Tra i tanti dubbi, di formazione e di natura societaria, che hanno attanagliato la piazza nel recente passato, Milan Djuric ha sempre rappresentato una delle pochissime certezze. Non un calciatore qualsiasi, ma, a tutti gli effetti, il primo tifoso in campo. In questi anni trascorsi all’ombra dell’Arechi, il buon Milan non si è mai risparmiato. Innumerevoli le sportellate, date e ricevute, per far salire la squadra e aprire il gioco, condite anche da un discreto numero di gol spesso determinanti.
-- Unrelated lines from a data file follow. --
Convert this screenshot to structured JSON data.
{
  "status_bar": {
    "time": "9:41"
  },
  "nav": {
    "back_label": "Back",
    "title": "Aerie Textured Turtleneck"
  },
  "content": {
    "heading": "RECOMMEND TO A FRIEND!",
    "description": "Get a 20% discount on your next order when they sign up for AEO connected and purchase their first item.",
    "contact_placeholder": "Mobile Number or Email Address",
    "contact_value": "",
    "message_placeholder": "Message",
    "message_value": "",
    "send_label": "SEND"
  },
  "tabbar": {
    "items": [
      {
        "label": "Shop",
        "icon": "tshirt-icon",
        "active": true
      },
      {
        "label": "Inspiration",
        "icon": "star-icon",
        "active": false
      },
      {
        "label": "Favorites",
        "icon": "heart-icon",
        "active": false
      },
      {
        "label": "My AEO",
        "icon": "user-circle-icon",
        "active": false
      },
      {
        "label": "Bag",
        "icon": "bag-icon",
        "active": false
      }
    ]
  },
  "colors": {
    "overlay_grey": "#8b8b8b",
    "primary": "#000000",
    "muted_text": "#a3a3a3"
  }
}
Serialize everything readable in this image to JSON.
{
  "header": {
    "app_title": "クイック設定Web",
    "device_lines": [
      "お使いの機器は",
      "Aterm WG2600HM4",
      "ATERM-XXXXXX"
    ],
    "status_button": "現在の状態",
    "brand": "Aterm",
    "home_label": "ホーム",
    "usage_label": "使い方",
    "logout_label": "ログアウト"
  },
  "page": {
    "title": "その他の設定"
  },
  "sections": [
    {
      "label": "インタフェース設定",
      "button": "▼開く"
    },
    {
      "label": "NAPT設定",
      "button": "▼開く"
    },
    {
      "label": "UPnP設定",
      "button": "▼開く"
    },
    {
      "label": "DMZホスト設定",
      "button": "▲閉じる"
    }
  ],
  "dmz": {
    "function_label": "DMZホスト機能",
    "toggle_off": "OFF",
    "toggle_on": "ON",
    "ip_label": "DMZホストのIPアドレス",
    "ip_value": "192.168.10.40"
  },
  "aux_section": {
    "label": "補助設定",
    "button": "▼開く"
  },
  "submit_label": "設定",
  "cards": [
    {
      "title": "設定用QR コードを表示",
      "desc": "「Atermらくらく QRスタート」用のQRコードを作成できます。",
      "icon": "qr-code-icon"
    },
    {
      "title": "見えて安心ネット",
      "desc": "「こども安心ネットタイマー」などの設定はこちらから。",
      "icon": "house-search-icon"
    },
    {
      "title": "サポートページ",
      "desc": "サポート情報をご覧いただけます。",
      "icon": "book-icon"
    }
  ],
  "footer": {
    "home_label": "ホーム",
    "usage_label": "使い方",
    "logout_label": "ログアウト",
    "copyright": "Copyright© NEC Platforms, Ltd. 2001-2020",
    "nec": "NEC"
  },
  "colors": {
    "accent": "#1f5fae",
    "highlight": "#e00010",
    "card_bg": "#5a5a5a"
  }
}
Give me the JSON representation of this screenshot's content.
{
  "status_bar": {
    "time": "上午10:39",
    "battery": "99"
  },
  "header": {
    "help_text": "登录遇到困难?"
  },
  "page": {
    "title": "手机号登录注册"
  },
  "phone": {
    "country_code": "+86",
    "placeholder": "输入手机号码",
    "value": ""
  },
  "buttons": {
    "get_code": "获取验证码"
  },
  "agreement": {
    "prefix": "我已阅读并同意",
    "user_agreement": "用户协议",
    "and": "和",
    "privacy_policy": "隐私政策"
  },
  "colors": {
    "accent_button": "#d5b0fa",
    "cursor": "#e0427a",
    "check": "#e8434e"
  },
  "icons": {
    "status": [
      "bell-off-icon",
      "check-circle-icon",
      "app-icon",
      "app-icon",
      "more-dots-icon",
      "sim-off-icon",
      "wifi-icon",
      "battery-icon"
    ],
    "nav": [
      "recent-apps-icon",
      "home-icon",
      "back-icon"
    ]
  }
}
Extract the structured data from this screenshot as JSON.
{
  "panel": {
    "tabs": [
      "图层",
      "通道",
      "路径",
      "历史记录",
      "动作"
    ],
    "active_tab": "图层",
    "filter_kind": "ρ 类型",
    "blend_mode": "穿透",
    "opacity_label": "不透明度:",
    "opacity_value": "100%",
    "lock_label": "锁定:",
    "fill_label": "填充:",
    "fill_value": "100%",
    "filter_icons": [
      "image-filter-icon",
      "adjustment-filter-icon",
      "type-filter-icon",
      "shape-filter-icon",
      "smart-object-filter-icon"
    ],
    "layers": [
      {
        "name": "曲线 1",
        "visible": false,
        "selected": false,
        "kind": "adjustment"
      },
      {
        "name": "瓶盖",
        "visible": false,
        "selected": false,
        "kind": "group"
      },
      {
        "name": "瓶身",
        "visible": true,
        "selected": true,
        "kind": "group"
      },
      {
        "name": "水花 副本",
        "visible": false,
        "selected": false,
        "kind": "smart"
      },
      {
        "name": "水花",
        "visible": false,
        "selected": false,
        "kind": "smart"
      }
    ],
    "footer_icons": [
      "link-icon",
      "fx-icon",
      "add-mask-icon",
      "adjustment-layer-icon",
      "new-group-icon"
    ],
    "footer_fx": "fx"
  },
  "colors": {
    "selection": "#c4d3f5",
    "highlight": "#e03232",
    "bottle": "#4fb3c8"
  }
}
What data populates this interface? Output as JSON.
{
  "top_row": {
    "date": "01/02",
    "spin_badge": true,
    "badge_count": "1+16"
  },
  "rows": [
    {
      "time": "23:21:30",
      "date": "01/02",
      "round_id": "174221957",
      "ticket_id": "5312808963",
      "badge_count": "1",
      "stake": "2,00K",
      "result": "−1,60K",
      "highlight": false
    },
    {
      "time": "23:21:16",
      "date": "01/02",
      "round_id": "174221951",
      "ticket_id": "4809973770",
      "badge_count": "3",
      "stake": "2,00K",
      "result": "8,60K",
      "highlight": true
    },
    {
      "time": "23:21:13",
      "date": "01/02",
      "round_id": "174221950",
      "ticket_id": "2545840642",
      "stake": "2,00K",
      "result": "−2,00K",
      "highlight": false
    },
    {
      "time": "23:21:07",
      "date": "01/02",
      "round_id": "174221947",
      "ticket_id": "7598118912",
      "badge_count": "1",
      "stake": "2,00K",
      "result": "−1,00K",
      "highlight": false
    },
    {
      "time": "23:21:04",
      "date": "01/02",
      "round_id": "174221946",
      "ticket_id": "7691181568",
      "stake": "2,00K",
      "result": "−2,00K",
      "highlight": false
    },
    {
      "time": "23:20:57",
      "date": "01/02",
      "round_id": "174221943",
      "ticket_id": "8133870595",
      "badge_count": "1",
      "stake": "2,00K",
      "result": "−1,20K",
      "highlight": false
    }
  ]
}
La gara col Milan non può e non deve essere considerata come frutto del caso, bensì come la punta dell’iceberg di una serie considerevole di prestazioni di altissimo livello, specie dal punto di vista del sacrificio. Non è un caso se Tomori, non certo un “signor nessuno”, abbia fatto enorme fatica a contenerlo, perdendo sistematicamente ogni duello aereo. Non è un caso se, con i cross che arrivano dal fondo, abbia maggiore confidenza con il gol. Le 12 reti messe a segno sotto la gestione Ventura sono emblematiche in tal senso. Come è emblematica la scelta, di Colantuono prima e Nicola poi, di affidare le chiavi dell’attacco al gigante bosniaco nonostante la rivoluzione tecnica di gennaio attuata da Walter Sabatini. Milan Djuric, nella gara di sabato, si è preso l’ennesima rivincita nei confronti degli ormai pochissimi detrattori che, in questi anni, non hanno lesinato critiche talvolta completamente fuori luogo. Una prestazione sublime, sugellata da un gol splendido, che ha regalato nuova consapevolezza non solo a sé stesso, ma all’intero gruppo.
Sabatini, che ne aveva già tessuto le lodi appena giunto a Salerno, sembra ormai pronto a rinnovargli il contratto in scadenza il prossimo 30 giugno con il bene placido del presidente Iervolino. Un giusto, sacrosanto riconoscimento per un professionista esemplare che non ha mai smesso di lottare per i colori granata. E chissà che, come nei più romantici dei lieto fine, la salvezza non possa arrivare grazie ad un’altra frustata sotto la Curva Sud Siberiano.